New series we’re kicking off to pass the time during football’s offseason. Taking a look at the top ten effort plays in Pittsburgh Steelers’ history. Bit of a niche category but these are the moments where a player showed the fight or hustle no one expected.
I’m sure there are plenty I’ve missed so let me know your selections in the comments below. We’ll take this series two at a time, counting down the top ten until we reach #1. And we are at the final installment of the series. The top two effort plays in Steelers’ history. If you missed it, here are the previous moments in our countdown.
#2 – James Harrison And His Merry Band Of Blockers (2009)

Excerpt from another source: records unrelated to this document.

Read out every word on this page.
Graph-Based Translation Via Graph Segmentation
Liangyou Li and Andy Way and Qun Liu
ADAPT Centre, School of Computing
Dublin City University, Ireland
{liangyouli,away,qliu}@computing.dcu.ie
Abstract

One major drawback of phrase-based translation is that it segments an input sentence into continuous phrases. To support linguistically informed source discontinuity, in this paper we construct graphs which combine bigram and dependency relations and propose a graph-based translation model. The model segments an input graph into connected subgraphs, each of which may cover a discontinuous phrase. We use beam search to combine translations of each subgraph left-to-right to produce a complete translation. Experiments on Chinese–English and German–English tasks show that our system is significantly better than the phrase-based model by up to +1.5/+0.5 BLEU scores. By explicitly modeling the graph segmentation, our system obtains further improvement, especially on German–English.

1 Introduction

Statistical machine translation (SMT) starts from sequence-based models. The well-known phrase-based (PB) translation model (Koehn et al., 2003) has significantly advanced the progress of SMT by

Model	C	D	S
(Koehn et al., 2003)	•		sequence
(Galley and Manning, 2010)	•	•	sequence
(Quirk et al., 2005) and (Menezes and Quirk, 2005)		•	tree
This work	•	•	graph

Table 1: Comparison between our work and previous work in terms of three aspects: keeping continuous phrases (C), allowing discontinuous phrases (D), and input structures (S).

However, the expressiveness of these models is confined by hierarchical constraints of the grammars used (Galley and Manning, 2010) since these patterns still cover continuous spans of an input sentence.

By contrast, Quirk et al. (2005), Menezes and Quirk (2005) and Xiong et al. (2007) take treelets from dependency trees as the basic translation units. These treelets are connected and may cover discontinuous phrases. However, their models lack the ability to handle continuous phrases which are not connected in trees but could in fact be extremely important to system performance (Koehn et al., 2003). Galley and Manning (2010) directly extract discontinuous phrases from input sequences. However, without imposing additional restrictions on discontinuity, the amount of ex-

You knew this one was making the list. You want to talk team effort? This was team effort. Harrison dropping into coverage to pick Kurt Warner, running 100 yards the other way to close out the first half, barely making it over the goal line before getting tackled. But he couldn’t have done it alone. He had a convoy, nearly every teammate throwing a key block to send Harrison on his way.
I recently pointed to this one by Troy Polamalu. We saw the impact guys like Woodley, Timmons, Keisel had on the return but had Troy not knocked Larry Fitzgerald out of bounds, Fitz is catching Harrison in time to tackle him.
Troy Polamalu had the most underrated block on Harrison's pick six. If he doesn't throw himself into Fitzgerald, knocking him out of bounds and slowing him up, Harrison isn't scoring. Effort from everyone on this play is amazing. #Steelers pic.twitter.com/PMZhQQyo9O
— Alex Kozora (@Alex_Kozora) May 12, 2020
But everyone played a role here. That was the only way for an out-of-breath linebacker to race the length of the field. And brought Pittsburgh their 6th Super Bowl. One of the top plays in not just franchise history but Super Bowl history.
#1 – The Immaculate Reception (1972)
It’s next to impossible to have a Steelers’ list and this play not show up on it. In improbability, outcome, and meaning, Franco Harris’ effort here checks every box. Staying with the play, catching the ricochet off Jack Tatum, and racing to the end zone. Which, by the way, included outrunning a final Raiders’ defender.
That moment didn’t lead in a Steelers’ Super Bowl but it created legitimacy and the blueprint for the dynasty. By the end of the 70s, Pittsburgh had four rings. Harris would make the Hall of Fame, this hustle play becoming one of the most iconic in football history.